In World War II Green enlisted in the RAF at the rank of Flight Lieutenant. He was 52 years old when he signed up with the RAF's Bomber Command: he was shot down on his first mission over Denmark in July 1940. Green was operating the rear gunner position flying with the 44 Squadron. In the early hours of 20 July 1940 the plane was hit by flak.

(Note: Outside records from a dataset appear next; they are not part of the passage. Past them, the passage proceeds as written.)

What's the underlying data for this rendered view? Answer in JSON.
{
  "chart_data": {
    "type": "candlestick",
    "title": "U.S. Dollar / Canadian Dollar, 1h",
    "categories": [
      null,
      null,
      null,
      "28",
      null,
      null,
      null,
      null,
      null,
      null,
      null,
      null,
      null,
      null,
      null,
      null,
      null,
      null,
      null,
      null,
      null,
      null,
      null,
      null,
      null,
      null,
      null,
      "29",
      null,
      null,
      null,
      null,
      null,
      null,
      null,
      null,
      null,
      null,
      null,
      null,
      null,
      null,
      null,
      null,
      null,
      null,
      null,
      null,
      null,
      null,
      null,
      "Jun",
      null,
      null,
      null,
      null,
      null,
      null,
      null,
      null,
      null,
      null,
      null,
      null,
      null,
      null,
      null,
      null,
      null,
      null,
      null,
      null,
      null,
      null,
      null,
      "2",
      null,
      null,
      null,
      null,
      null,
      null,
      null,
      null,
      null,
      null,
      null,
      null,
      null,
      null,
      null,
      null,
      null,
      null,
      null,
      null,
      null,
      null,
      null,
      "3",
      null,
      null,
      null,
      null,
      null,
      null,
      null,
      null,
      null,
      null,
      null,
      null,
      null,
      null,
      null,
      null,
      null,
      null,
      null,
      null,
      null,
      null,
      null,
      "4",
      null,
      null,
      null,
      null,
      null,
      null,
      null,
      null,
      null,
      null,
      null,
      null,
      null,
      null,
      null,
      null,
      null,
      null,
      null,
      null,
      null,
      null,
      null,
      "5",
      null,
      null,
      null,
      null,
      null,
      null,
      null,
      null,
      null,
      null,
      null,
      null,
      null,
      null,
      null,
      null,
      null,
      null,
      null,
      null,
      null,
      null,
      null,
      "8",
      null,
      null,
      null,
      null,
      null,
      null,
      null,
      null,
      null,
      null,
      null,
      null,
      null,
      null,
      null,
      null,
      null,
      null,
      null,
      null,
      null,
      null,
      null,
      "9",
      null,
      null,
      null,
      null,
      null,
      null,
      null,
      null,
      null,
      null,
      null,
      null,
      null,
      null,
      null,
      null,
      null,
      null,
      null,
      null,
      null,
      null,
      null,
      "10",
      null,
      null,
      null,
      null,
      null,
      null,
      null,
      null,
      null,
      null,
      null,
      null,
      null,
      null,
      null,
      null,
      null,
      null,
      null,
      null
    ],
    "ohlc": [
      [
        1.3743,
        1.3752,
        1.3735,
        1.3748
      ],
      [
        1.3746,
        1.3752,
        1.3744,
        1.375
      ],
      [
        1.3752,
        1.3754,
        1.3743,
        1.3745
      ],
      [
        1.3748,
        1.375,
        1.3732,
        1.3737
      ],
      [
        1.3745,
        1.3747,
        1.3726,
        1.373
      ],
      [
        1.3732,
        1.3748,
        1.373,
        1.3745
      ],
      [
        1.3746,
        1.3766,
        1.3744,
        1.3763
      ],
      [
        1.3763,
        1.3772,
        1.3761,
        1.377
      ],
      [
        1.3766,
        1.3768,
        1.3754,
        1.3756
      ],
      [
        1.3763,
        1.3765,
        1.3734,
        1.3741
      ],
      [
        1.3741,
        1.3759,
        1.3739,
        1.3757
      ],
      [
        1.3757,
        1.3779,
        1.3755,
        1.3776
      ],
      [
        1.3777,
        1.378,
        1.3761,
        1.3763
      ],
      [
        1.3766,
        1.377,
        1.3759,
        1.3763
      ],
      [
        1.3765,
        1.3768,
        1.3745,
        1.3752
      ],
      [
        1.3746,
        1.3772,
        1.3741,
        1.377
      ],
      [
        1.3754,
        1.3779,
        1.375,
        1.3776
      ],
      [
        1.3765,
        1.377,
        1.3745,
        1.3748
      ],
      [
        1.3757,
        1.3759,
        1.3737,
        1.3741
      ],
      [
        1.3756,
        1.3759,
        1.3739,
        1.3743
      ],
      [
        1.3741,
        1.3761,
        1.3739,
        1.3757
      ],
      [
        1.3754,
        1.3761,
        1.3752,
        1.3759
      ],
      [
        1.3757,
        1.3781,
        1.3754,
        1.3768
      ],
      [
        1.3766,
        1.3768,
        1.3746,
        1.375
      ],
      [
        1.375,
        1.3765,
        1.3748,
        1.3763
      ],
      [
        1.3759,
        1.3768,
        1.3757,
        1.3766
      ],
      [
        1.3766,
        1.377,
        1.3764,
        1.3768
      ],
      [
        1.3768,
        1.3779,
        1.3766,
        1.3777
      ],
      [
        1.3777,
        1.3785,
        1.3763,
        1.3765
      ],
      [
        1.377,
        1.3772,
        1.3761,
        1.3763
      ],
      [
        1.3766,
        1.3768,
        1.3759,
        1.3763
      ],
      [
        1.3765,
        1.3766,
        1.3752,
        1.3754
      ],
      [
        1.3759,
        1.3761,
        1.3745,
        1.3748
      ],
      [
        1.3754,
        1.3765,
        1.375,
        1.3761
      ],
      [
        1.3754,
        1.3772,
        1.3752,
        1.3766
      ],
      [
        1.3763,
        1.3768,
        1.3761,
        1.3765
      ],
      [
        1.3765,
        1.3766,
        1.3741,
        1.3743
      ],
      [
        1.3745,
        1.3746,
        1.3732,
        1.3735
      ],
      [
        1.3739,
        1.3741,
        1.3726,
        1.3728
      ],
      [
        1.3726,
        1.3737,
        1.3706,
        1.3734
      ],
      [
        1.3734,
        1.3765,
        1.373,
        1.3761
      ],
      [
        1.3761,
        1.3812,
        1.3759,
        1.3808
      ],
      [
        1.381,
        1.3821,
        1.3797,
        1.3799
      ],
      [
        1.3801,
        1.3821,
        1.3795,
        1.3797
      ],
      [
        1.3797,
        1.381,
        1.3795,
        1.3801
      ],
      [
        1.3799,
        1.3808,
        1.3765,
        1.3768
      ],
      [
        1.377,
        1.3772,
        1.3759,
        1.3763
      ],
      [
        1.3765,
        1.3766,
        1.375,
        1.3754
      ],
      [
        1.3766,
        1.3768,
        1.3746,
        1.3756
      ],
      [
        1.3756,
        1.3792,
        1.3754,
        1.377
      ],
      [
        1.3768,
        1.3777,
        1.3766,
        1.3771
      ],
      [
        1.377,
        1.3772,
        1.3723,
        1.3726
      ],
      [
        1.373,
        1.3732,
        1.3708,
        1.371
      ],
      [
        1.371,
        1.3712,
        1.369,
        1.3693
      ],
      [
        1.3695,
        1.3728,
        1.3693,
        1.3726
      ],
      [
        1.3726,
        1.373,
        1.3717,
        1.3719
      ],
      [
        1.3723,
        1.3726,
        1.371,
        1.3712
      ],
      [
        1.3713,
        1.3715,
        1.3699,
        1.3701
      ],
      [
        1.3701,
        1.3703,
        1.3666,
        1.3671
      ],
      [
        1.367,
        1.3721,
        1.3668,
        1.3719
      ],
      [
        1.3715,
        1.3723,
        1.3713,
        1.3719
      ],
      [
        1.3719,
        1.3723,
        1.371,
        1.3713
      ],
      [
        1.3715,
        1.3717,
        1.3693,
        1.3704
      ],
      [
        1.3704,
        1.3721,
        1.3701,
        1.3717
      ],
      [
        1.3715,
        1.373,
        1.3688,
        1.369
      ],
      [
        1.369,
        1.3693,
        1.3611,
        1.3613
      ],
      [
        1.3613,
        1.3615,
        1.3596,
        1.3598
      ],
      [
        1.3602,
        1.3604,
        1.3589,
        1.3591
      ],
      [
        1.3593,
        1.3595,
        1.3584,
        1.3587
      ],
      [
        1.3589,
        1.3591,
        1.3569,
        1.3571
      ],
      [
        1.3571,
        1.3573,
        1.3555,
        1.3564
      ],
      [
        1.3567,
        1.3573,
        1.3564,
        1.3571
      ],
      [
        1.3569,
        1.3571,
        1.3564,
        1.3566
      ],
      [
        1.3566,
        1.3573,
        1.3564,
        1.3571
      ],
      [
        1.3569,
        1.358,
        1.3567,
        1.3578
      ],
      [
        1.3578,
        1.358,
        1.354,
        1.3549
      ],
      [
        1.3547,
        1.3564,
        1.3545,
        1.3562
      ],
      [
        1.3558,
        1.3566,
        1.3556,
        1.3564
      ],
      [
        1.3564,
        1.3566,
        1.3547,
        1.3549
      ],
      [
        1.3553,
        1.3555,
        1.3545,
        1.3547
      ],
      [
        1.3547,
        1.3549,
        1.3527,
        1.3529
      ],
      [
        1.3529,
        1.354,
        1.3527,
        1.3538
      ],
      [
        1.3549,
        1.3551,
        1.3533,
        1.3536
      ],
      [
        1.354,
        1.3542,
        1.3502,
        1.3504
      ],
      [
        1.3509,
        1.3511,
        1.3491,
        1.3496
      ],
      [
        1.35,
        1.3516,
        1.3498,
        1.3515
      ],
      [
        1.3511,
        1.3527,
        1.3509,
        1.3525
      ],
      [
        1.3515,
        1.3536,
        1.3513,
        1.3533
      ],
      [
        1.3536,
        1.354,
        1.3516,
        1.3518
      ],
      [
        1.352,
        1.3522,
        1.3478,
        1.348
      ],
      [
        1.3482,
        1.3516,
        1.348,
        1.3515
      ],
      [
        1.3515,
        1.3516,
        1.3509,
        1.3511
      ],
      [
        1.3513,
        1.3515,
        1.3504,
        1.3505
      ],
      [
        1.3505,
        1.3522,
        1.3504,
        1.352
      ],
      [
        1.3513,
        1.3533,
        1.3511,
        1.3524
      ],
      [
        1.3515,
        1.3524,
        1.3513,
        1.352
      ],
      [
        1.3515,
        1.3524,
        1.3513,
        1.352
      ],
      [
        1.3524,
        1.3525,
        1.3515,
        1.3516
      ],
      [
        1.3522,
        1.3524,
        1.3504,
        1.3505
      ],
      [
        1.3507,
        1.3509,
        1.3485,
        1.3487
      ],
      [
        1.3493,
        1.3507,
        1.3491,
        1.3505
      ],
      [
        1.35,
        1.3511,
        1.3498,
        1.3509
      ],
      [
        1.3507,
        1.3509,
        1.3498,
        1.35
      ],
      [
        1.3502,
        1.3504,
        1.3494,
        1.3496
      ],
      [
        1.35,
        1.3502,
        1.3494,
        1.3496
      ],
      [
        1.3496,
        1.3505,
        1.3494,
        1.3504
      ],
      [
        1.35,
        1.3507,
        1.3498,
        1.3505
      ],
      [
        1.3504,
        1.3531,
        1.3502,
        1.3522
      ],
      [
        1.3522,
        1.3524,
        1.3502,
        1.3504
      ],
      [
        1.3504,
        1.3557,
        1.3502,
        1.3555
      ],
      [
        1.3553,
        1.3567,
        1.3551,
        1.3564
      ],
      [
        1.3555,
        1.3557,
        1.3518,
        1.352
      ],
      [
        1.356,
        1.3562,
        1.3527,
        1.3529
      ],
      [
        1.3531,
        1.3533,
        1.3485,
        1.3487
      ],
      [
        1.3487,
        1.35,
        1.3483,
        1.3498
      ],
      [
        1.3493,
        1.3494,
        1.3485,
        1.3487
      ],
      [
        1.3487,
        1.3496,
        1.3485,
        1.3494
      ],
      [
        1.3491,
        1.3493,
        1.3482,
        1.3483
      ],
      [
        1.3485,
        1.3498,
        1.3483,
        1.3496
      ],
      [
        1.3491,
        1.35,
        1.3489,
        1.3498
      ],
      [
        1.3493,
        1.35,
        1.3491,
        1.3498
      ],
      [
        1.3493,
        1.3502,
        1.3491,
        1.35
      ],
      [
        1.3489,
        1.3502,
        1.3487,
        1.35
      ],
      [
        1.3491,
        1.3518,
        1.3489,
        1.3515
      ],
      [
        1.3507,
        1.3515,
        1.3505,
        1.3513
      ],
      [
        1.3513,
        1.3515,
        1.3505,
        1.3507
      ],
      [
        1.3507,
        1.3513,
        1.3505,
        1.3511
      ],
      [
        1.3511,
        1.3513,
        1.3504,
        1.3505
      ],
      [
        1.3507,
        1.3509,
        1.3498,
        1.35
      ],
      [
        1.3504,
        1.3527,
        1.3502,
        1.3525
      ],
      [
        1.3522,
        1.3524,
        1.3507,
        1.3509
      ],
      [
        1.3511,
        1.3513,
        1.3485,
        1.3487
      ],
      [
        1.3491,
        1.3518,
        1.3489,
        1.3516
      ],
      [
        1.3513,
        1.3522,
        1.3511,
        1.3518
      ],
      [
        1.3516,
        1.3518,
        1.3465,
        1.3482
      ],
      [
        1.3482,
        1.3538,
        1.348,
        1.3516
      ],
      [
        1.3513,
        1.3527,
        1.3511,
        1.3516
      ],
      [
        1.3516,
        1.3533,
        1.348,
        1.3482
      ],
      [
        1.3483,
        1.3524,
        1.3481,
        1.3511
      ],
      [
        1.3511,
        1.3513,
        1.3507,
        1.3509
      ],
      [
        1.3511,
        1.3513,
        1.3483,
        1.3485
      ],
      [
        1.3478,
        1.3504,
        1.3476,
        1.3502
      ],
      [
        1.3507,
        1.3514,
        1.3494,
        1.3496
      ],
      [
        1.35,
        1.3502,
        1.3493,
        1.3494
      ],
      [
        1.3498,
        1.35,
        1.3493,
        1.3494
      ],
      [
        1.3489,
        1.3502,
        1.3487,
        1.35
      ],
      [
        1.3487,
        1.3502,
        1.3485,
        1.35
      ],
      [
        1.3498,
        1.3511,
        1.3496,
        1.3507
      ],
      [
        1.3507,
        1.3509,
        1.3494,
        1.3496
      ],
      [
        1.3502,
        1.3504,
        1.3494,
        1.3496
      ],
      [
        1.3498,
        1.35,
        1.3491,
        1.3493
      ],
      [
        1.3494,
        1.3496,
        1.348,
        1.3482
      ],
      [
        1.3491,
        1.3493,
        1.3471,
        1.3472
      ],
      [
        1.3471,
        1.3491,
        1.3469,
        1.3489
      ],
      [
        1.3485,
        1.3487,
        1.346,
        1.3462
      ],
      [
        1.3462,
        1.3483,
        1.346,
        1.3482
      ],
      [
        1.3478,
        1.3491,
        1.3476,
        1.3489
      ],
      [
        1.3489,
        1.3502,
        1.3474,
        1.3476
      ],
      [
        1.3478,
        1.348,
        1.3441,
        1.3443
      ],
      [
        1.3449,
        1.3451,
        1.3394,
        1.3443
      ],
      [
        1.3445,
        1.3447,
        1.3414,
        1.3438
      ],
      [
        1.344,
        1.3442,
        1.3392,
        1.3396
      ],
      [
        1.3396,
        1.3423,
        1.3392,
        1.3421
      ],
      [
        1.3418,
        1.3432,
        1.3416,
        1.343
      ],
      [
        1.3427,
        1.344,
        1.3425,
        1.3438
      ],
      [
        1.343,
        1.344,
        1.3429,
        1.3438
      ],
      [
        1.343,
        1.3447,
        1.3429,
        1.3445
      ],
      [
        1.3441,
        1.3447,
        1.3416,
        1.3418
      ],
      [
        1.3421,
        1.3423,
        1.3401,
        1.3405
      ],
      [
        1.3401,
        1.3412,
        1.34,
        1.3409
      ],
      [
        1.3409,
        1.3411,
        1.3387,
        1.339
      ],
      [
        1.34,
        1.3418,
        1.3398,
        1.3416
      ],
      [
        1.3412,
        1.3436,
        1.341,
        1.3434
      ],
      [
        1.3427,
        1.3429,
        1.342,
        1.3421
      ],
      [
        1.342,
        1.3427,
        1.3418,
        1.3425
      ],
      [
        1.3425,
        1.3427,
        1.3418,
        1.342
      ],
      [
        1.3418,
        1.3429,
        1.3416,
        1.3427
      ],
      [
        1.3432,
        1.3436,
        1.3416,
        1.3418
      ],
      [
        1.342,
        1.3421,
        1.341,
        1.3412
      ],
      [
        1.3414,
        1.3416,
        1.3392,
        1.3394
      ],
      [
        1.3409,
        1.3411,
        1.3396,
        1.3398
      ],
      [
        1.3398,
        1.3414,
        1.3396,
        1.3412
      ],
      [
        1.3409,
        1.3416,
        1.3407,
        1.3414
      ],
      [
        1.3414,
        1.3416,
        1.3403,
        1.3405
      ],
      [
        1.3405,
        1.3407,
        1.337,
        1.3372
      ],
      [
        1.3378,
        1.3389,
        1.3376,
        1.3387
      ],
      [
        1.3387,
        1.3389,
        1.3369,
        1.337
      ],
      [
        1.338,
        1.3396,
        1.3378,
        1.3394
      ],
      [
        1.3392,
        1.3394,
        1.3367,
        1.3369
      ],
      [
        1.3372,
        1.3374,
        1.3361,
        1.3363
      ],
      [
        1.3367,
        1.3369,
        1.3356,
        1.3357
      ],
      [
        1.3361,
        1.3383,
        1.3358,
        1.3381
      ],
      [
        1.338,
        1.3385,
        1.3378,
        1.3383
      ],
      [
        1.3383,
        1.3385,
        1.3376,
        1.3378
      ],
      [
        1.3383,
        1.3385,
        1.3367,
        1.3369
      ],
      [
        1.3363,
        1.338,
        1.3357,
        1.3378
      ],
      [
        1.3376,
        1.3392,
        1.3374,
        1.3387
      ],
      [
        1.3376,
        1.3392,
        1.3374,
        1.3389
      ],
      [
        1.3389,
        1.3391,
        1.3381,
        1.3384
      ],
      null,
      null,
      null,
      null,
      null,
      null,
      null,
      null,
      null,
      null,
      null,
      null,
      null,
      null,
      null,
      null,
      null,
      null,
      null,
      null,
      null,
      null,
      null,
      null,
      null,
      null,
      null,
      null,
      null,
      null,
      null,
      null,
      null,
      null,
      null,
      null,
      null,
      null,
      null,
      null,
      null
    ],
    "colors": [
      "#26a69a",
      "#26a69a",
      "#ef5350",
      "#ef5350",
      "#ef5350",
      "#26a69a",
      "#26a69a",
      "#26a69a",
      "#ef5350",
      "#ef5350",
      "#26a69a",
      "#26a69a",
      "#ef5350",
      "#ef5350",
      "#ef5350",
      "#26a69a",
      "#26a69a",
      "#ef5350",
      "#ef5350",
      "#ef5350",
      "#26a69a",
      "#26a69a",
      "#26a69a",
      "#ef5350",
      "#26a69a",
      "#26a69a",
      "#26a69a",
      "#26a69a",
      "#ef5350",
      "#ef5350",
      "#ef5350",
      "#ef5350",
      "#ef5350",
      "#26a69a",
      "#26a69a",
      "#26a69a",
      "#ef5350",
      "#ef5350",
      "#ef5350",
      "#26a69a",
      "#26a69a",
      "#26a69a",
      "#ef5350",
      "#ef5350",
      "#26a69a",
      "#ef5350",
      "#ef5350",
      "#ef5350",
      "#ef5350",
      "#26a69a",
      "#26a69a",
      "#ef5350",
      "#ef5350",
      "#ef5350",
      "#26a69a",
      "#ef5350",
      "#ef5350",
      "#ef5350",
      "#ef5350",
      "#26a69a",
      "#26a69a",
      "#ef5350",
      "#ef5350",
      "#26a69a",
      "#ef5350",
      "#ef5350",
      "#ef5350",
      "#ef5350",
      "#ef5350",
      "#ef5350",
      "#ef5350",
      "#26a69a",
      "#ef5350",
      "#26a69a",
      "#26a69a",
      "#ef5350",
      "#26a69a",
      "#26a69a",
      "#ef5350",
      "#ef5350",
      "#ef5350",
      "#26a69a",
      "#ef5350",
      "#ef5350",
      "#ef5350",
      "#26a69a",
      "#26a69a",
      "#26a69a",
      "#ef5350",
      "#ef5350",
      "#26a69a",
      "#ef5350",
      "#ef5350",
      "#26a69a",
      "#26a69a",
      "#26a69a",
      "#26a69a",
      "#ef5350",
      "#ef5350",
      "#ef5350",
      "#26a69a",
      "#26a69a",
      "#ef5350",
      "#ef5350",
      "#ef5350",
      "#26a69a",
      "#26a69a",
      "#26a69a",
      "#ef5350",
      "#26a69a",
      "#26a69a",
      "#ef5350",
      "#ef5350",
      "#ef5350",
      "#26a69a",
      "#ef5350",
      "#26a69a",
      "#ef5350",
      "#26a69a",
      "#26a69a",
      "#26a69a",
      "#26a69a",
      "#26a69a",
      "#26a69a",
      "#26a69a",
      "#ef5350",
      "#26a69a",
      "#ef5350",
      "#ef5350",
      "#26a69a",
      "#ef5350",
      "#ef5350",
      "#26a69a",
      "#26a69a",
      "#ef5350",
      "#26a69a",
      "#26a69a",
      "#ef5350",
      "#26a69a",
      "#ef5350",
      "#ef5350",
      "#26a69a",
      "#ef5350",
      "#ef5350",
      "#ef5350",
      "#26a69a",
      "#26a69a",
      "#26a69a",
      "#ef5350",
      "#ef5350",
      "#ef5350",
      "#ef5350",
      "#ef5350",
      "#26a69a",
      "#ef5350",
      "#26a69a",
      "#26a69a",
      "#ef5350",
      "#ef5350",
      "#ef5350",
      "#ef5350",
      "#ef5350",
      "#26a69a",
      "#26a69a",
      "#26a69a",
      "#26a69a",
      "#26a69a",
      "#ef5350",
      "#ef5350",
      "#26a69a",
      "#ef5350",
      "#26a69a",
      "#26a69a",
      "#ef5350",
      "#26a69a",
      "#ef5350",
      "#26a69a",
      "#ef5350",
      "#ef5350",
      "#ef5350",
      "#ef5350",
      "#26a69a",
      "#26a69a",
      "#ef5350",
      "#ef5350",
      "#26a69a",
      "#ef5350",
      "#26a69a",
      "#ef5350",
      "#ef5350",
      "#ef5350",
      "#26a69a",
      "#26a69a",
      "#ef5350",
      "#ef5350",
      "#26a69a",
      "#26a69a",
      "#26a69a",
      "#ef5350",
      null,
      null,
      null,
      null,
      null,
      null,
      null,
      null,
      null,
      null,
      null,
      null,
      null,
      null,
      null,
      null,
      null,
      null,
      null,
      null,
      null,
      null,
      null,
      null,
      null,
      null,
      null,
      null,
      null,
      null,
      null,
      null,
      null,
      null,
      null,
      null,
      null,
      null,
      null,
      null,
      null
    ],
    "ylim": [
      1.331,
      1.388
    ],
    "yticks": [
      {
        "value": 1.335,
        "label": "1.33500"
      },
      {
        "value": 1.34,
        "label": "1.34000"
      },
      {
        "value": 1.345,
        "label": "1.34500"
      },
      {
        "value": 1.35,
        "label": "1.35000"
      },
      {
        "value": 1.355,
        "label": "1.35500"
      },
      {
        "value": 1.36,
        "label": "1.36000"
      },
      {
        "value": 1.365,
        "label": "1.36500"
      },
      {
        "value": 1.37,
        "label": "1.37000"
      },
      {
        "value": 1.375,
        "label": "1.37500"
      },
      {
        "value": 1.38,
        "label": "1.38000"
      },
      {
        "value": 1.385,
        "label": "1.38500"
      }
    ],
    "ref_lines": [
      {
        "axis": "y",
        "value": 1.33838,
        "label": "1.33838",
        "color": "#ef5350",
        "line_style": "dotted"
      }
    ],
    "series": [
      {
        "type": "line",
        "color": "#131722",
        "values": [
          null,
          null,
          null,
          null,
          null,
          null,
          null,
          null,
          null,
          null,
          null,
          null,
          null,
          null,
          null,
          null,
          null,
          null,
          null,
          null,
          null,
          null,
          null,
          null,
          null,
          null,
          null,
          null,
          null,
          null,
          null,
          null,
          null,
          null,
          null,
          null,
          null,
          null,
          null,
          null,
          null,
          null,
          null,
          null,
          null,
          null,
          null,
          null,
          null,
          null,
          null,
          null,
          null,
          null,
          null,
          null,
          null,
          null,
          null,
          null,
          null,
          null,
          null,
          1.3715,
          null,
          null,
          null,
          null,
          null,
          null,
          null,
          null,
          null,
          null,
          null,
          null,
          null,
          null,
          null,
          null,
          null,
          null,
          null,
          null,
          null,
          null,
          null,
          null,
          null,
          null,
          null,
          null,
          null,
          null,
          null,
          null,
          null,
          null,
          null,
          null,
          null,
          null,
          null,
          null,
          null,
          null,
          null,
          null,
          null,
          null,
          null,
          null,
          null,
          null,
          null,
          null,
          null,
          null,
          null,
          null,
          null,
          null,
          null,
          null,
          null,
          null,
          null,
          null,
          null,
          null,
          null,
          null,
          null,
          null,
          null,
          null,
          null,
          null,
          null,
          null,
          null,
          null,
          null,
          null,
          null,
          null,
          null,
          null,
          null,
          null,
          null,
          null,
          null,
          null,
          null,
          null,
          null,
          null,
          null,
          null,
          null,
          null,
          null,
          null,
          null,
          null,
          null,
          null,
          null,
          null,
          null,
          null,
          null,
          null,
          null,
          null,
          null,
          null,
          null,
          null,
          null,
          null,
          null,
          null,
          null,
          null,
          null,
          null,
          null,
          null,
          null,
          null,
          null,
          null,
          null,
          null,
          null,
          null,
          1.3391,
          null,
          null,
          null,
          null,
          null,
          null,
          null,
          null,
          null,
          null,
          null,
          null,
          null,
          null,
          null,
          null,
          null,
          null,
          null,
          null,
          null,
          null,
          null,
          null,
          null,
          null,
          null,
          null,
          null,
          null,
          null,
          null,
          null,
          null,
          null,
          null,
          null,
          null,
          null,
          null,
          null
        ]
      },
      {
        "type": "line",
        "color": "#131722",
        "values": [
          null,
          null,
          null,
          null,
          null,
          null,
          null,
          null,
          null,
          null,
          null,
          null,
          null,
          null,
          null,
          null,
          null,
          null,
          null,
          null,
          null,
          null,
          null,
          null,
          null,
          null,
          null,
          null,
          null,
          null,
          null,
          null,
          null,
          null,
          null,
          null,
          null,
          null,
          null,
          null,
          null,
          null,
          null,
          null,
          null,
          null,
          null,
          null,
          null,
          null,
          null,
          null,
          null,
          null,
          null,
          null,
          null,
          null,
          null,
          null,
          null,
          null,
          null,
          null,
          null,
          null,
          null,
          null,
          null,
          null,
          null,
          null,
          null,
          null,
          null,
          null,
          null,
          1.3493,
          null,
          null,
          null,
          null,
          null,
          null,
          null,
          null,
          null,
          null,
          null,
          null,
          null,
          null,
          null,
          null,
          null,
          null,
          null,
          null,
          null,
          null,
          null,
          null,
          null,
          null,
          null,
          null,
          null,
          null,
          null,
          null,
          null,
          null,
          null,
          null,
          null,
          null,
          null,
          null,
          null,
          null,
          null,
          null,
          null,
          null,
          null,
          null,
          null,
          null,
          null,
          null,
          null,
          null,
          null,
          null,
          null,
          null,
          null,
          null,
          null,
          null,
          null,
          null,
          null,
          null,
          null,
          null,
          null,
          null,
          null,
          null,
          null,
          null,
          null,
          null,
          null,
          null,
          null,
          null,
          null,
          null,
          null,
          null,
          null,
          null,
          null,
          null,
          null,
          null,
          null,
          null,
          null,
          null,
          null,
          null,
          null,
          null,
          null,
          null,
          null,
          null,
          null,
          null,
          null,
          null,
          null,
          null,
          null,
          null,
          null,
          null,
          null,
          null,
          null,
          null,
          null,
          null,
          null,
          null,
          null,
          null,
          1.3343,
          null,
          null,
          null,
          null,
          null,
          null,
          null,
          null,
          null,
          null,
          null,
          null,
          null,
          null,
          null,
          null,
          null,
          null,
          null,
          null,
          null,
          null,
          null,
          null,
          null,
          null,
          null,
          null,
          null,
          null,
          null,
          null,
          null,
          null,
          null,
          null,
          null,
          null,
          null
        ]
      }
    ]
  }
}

The Hampden bomber went down in the sea.

==The Great Escape==
Green participated in the Great Escape. The orchestrators were British officers. The prisoners escaped Stalag Luft III by methodically digging a tunnel. Of the 76 who escaped, 3 men got away, 50 were executed, and of the officers remaining the majority were returned to Stalag Luft III whilst some were taken to other places, like Sachsenhausen. Green was among those who were captured and sent back to Stalag Luft III.

==Honours and awards==
- Military Cross (George V, 1914–1915).
- War Medal 1914–1920.
- Victory Medal 1919.
- Air Crew Europe Star.
- War Medal 1939–1945.

==Personal life==
He was married in 1916. He and his wife had a boy in 1919 and a girl in 1921. After the first World War he was a paper mill worker in Buckinghamshire.

==Book about Green==
In 2012 Bernard Green's grandson Lawrence Green wrote a book about his life titled Great War to Great Escape: The Two Wars of Flight Lieutenant Bernard 'Pop' Green MC.